Test both endpoints. If direct node access on 8006 presents the correct certificate and works, but the public hostname fails, your proxy/edge termination is the culprit.

10) What’s the single most common cause you see?

Expiry combined with “we thought auto-renew was working,” followed by someone discovering the renewal job depended on a DNS token that expired months ago.
Second place: incomplete chains.

Next steps that prevent a rerun

Here’s the reliability truth: TLS outages are rarely “hard.” They’re just predictable, and predictability is insulting when you’re on call.
The fix isn’t heroics; it’s putting certificates on the same lifecycle rails as everything else you care about.

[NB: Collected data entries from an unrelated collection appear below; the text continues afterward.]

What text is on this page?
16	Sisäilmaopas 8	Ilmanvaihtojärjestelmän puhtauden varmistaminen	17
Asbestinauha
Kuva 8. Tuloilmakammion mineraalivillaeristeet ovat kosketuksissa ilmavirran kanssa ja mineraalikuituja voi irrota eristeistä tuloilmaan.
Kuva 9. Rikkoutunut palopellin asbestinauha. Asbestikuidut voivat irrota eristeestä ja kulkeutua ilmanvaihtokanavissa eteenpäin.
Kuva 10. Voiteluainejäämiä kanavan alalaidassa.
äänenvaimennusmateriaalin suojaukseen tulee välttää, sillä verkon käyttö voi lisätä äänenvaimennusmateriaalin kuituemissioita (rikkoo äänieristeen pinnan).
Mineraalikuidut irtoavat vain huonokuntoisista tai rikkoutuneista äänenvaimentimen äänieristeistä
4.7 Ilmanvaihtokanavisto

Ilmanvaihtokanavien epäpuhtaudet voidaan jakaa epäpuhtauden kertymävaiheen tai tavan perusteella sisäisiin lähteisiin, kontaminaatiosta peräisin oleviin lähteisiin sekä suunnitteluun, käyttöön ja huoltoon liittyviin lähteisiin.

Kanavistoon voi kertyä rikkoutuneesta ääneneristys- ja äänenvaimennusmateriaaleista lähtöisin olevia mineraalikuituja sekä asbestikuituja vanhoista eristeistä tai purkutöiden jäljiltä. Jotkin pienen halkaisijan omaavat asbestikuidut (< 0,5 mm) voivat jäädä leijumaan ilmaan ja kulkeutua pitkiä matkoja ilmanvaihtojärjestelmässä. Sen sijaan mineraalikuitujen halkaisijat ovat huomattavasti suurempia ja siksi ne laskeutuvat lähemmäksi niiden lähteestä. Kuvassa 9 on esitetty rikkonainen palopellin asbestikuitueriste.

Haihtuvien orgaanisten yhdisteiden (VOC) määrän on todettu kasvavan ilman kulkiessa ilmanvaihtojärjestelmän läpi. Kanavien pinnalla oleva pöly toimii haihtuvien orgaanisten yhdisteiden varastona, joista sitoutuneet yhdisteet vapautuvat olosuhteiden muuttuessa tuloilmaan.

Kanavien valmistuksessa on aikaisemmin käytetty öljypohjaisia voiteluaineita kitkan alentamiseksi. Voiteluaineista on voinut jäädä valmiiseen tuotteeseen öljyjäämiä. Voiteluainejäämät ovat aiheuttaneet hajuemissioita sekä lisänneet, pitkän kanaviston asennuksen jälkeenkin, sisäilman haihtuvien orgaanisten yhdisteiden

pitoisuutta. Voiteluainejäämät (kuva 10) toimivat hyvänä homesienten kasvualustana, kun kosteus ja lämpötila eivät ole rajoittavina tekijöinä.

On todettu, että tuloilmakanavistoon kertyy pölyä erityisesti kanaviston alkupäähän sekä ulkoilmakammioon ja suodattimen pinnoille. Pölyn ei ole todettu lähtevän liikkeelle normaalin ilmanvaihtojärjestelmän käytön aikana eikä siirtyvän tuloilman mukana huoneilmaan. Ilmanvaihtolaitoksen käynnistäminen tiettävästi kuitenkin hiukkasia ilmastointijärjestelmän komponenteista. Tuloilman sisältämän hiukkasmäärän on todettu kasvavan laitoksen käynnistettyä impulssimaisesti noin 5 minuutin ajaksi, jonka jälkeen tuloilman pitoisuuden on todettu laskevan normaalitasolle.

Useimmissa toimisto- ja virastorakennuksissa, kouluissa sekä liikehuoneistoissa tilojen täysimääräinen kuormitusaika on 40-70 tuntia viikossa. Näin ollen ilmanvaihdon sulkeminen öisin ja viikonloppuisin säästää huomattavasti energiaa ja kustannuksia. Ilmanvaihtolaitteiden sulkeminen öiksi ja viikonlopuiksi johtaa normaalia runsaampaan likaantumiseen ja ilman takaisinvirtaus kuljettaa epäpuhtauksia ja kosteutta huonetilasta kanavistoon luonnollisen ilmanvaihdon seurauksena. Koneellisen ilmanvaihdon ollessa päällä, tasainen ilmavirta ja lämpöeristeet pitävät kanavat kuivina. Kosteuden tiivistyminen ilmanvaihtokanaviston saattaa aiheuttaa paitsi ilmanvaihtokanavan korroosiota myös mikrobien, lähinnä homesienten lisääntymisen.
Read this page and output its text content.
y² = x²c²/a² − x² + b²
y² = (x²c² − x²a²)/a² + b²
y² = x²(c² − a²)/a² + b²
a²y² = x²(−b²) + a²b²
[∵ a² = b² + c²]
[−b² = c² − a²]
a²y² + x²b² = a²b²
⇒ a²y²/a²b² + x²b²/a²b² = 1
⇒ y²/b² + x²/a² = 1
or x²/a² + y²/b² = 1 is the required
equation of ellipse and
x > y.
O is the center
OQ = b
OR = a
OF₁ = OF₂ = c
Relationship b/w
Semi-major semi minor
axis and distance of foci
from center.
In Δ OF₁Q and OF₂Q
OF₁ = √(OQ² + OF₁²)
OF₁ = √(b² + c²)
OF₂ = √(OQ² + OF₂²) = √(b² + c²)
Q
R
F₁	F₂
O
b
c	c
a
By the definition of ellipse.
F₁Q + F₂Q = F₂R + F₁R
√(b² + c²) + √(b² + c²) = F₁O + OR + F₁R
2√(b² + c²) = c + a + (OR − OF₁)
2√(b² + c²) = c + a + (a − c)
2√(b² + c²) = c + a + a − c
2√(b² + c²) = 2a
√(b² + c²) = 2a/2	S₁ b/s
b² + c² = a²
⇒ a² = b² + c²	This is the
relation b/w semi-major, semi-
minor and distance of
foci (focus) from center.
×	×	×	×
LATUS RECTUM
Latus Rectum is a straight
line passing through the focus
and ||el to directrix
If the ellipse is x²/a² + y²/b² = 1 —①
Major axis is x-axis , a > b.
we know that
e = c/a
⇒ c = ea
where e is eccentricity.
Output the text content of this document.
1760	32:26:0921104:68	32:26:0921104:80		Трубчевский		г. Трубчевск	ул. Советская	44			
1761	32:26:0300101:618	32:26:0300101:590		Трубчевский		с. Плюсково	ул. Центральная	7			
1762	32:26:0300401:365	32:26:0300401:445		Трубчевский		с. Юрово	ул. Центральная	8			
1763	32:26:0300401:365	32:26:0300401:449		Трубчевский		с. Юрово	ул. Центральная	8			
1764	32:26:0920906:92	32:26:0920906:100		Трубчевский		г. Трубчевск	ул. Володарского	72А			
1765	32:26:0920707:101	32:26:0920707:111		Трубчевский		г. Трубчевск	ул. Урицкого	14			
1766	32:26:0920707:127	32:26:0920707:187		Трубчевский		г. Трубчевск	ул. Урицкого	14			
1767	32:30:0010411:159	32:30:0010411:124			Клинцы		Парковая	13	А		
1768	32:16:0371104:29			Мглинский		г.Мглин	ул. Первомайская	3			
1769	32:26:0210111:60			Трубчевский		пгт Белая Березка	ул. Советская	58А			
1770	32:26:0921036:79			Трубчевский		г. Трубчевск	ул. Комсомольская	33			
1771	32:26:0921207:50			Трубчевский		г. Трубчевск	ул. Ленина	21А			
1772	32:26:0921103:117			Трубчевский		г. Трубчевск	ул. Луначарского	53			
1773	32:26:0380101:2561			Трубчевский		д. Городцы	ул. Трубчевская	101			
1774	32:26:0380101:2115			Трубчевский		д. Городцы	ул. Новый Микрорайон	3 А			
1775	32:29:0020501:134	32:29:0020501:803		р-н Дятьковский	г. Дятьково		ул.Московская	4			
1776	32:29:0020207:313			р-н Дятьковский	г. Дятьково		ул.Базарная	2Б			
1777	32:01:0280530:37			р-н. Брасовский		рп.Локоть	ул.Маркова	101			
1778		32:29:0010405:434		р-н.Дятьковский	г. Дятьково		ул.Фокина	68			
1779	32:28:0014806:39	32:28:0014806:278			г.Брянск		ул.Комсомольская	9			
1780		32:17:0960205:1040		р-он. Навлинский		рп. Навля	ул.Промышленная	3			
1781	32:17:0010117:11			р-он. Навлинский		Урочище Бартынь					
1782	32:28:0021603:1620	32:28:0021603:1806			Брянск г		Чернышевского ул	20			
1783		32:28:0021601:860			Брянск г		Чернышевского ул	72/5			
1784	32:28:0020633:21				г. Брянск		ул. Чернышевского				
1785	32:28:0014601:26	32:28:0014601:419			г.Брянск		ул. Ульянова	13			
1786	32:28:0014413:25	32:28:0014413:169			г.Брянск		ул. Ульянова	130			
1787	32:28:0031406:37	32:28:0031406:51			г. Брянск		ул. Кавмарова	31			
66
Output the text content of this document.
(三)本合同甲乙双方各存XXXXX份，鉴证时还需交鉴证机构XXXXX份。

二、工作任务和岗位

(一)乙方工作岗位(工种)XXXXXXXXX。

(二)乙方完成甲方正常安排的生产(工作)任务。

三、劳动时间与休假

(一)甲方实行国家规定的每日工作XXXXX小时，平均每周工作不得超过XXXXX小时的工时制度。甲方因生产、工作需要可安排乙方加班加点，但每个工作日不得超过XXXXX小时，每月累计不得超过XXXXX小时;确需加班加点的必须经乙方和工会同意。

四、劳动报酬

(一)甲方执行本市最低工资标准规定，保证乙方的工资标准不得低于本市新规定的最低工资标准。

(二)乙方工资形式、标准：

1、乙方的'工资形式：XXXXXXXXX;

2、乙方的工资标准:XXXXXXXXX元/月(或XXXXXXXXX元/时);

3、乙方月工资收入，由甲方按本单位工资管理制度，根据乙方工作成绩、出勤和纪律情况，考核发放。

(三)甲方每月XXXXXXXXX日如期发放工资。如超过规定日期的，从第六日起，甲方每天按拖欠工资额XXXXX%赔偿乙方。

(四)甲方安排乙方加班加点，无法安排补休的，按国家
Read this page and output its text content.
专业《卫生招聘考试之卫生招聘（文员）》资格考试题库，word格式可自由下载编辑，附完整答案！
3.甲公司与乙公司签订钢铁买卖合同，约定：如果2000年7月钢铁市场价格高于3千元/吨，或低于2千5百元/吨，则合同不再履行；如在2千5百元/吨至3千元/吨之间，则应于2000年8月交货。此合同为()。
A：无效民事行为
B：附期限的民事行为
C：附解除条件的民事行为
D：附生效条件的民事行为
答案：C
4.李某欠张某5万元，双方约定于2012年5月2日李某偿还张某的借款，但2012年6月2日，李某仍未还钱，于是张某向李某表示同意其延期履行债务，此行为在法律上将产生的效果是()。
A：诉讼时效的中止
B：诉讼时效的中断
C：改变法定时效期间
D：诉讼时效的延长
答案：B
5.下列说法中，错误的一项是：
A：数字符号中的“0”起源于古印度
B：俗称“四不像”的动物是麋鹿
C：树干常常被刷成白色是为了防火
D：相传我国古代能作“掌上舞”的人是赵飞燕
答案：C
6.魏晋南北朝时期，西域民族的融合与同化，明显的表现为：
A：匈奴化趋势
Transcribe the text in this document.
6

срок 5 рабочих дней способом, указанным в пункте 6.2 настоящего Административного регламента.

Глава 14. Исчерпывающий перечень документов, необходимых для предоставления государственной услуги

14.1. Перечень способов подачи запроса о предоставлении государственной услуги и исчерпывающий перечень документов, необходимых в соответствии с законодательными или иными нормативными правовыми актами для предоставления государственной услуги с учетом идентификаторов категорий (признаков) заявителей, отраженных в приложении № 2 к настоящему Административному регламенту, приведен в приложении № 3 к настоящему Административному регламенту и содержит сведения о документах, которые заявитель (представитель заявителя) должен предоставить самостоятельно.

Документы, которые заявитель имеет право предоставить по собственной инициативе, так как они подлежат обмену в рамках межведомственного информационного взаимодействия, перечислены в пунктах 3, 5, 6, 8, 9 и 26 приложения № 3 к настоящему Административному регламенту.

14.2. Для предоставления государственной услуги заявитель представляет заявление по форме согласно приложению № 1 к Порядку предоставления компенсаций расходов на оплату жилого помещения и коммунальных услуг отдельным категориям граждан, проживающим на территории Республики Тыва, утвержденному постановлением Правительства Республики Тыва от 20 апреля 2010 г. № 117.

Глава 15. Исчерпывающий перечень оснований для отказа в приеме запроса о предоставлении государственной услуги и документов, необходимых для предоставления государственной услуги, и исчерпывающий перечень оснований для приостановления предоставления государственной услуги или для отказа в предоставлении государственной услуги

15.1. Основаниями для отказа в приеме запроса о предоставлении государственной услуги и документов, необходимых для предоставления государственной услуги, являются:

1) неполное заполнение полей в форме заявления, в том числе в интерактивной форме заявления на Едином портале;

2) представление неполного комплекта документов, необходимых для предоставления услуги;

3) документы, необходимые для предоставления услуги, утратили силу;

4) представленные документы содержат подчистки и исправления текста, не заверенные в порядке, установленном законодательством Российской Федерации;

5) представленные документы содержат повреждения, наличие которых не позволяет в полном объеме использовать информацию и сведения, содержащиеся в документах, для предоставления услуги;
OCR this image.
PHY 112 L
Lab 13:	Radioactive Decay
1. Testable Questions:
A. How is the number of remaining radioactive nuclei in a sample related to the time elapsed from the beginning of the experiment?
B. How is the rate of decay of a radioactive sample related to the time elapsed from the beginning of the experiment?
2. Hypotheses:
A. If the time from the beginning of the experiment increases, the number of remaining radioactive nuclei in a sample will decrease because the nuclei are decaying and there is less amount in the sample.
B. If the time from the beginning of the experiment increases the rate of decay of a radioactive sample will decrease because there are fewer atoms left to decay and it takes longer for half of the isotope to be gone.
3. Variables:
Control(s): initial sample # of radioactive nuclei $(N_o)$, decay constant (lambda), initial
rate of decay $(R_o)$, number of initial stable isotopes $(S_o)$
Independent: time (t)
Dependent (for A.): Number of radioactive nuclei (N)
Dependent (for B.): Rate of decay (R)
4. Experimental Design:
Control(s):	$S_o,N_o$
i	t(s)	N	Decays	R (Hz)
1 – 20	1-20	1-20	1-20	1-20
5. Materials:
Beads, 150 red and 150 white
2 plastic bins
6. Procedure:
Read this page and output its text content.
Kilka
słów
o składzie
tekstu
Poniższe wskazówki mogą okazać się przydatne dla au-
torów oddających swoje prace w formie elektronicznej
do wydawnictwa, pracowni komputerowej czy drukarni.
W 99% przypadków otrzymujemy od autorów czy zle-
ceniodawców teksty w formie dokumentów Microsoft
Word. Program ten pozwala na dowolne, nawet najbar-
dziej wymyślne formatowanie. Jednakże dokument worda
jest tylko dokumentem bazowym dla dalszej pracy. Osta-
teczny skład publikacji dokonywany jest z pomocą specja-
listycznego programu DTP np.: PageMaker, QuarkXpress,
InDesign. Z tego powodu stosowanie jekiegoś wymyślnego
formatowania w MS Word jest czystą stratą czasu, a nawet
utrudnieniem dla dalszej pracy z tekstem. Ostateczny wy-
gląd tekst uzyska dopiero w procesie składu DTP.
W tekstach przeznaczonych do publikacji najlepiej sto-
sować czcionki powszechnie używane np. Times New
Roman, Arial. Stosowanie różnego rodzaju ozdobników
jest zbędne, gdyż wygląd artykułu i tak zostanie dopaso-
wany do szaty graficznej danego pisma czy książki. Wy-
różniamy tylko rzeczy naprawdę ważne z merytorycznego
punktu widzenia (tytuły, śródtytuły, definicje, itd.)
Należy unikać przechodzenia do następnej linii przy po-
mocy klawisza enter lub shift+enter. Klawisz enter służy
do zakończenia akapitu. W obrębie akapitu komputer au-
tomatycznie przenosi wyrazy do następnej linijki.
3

Do these next, while the incident is still fresh

Write down the actual termination point: direct Proxmox, reverse proxy, or load balancer. One sentence. No ambiguity.
Standardize access names: choose DNS names people must use, and reissue certificates with SANs that match reality.
Automate renewal with alerts: if renewal fails, you should know long before users do. Track expiration dates and job status.
Keep a known-good rollback package: encrypted backup of cert/key/chain (and notes on where they live), plus a tested restore procedure.
Test from two client perspectives: a managed browser and a CLI tool. This catches chain and policy issues early.

Paraphrased idea from John Allspaw: reliability comes from systems and feedback loops, not from individual heroics. Build the loop; your future weekends will improve.